Lifestyle

New disease-resistant cassava variety offers hope to farmers

Tuesday, July 7th, 2020 07:53 | By
Flora Nzambuli, a cassava community mobiliser in Mutomo, Kitui county. Photo/PD/WAHINYA HENRY

Maize farming has become a source of major frustrations for Grace Sua. Despite her best efforts, persistent drought has seen  her yields wither and her two-acre farm produce less and less each harvest.

Seated under the drought resistant local Mututi tree in her family homestead tucked inside rural Mutomo village in Kitui county, Sua is in state of mourning for only relying on maize farming to feed her six children.

“I exchanged my two cows for maize seeds, which I planted when rains pounded towards the end of last year. Now I don’t know what to do if the current drought persists,” she says.

Wilting maize stalks characterise her almost bare piece of land, which only a month ago she had expected would produce a bumper harvest.

Her neighbour Daniel Ntheuu, just a few metres from her farm has been cushioned against food insecurity by growing cassava.

“I learnt a bitter lesson in the past when I relied on farming maize alone. Cassava doesn’t dry up in case of drought,” says Ntheeu.

“There has been a perception that ‘food is maize’. This has threatened food security with farmers trying to grow maize in poor soils with low precipitation, which cannot support the crop to maturity,” says Flora Nzambuli, a community mobiliser, who serves as a role model of how women can influence measures to be taken at the local level to ensure there is sufficient food by encouraging farmers to grow cassava in the area.

The plant grows up to 15 feet tall and is a food staple for about 500 million people worldwide. 

There have been efforts to add value to the cassava, whose edible parts are the tuberous roots and leaves by  producing bread, crisps, chapatis, vegetables, flour, but the tragedy has been massive loss of the tuber crop because of the deadly Cassava Brown streak Disease (CBSD). 

Disease resistant

University of Nairobi don and Kenya’s principal cassava investigator Prof Douglas Miano also names Cassava Mosaic Disease (CMD) as another second dangerous disease, previously thought to be tamed.

Researcher Dr Simon Gichuki  says over  250 million people in sub-saharan Africa rely on cassava as their major source of calories from the crops directly consumed by human and  ranked fifth in the world.

Dr Gichuki says cassava is the basic food of over 600 million people in the world,  but regrets combined annual economic loss of up to Sh19.1 billion in East Africa.

Director general of Kenya Agricultural  and Livestock Research Organisation (Kalro),  Dr Eliud Kireger says besides diseases, lengthy growing cycle results in slow breeding.

Production of the Genetically Modified(GM) cassava, he says, holds the key to production in  a  continent faced with the challenge of aging farmers, labour  intensive traditional production techniques and a youthful population with farming phobia.

“Biotechnology offers a science that is less labour intensive in terms of innovation, climate smart innovations  modern disease, pests, weeds, drought diagnostics, forecasting and control innovations.
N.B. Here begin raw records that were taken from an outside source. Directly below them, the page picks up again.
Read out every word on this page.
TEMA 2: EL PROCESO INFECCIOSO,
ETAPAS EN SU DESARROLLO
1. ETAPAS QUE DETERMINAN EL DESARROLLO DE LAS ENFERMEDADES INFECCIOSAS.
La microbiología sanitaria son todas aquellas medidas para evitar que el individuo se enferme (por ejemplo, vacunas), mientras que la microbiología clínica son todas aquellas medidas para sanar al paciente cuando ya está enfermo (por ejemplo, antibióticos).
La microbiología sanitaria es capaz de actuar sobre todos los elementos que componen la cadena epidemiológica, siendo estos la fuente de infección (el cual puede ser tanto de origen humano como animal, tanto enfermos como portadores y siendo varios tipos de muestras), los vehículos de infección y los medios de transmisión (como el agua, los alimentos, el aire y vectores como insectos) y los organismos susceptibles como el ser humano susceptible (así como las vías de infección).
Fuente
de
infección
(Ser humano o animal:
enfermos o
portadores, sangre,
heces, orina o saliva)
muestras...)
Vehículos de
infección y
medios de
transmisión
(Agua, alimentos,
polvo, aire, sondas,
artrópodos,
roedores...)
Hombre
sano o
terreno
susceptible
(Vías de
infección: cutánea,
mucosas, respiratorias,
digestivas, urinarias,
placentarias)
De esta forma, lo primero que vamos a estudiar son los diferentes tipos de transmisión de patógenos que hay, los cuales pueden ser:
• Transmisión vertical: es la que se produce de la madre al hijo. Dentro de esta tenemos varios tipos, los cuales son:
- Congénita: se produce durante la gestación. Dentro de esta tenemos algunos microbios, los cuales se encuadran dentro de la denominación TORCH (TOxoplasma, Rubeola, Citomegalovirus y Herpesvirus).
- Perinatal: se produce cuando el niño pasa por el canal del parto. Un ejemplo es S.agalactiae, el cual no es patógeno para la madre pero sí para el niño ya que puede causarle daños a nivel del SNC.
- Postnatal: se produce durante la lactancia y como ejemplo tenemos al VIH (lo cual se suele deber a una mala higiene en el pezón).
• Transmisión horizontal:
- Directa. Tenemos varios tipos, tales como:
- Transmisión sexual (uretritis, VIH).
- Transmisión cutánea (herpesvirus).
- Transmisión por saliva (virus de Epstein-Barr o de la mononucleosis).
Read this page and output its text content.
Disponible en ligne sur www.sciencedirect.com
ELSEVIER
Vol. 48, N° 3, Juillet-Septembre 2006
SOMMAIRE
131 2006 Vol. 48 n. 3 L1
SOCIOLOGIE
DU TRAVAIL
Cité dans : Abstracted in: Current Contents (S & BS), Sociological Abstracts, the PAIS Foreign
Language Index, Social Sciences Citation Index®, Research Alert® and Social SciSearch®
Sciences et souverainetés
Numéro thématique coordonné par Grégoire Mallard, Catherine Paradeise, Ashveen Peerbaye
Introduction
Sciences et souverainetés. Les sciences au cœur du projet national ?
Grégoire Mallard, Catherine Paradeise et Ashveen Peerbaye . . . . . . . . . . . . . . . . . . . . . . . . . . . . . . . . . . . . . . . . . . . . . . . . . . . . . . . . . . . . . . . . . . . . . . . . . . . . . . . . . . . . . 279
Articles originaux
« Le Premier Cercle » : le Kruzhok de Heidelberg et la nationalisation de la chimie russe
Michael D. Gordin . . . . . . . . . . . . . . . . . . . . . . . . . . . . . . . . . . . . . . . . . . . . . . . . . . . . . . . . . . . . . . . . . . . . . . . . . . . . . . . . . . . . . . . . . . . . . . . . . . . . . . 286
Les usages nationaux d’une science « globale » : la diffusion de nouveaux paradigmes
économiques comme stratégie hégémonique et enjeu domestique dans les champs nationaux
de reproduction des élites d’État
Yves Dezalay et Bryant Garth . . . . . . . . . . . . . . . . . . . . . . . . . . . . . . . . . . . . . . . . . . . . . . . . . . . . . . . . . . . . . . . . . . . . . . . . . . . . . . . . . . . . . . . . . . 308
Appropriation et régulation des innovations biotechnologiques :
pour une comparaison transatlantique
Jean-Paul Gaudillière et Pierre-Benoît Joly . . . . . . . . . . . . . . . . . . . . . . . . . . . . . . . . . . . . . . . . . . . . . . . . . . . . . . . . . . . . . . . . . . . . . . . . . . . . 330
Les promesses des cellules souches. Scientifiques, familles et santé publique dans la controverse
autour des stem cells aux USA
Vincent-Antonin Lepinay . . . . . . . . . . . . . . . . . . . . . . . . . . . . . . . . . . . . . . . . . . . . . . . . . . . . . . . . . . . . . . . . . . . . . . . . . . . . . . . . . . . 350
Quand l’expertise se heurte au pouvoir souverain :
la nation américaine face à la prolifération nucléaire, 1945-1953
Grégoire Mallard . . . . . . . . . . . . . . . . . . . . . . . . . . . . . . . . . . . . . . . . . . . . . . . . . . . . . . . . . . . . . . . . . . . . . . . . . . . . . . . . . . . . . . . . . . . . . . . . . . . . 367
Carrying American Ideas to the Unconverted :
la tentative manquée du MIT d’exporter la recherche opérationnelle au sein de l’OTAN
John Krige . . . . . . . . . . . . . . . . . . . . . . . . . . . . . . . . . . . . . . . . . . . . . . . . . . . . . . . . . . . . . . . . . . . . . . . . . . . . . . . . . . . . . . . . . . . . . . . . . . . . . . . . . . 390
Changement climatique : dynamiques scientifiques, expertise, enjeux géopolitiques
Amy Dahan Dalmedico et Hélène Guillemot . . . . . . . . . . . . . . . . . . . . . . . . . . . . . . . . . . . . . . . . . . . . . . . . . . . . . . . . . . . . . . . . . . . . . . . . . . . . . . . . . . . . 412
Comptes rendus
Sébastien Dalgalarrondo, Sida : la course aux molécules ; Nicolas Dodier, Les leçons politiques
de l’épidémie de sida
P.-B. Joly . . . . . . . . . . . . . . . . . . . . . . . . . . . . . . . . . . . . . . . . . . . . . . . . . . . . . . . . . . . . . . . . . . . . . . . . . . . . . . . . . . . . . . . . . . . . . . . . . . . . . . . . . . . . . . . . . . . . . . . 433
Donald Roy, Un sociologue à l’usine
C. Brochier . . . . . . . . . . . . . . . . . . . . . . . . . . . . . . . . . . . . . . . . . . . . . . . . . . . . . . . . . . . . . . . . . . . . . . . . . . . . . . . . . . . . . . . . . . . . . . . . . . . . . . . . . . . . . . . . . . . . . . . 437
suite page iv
This is biotech,” says Dr Krieger.

Prof Miano is the brain behind  the research of the variety under the  Resistant Cassava for Africa (VIRCA-Plus) Project,  with field trials being held  in various locations across the country.

The project was aimed at developing virus diseases resistant cassava with improved nutrition.

“Though an important food security crop, yields have been low due to viral diseases and the crop lacked most essential nutrients,” says Prof Miano of the variety whose research has been carried out  since 2016 alongside Kalro biotechnology centre director, Dr Catharine  Taracha.

Field trials have been taking place under the Virus Resistant Cassava for Africa (VIRCA-Plus) Project in various locations across the country with the approval and supervision of the NBA, enabling researchers to select improved varieties that meet farmers’ needs, while assuring health and environmental safety of GM cassava.

“Kalro using Biotechnology approaches sought to  address disease and nutrition constraints, besides poor post harvest shelf life, high cyanide levels in some varieties and low yield,” says Dr Krieger.

Experts in biotechnology hail the variety as a crucial tool to improve food security and boost President Uhuru Kenyatta’s food and nutrition agenda.

In Kenya cassava is grown in over 90,000 hactares with an annual production of about 540,000 tonnes.

However, despite its great potential as a food security and income generation crop among rural poor in marginal lands, its utilisation remains low in Kenya.

The variety is not only resistant to common cassava diseases, but it has high nutritional value, according to the director, International Service for the Acquisition of Agri-biotech Applications, Dr Margret Karembu.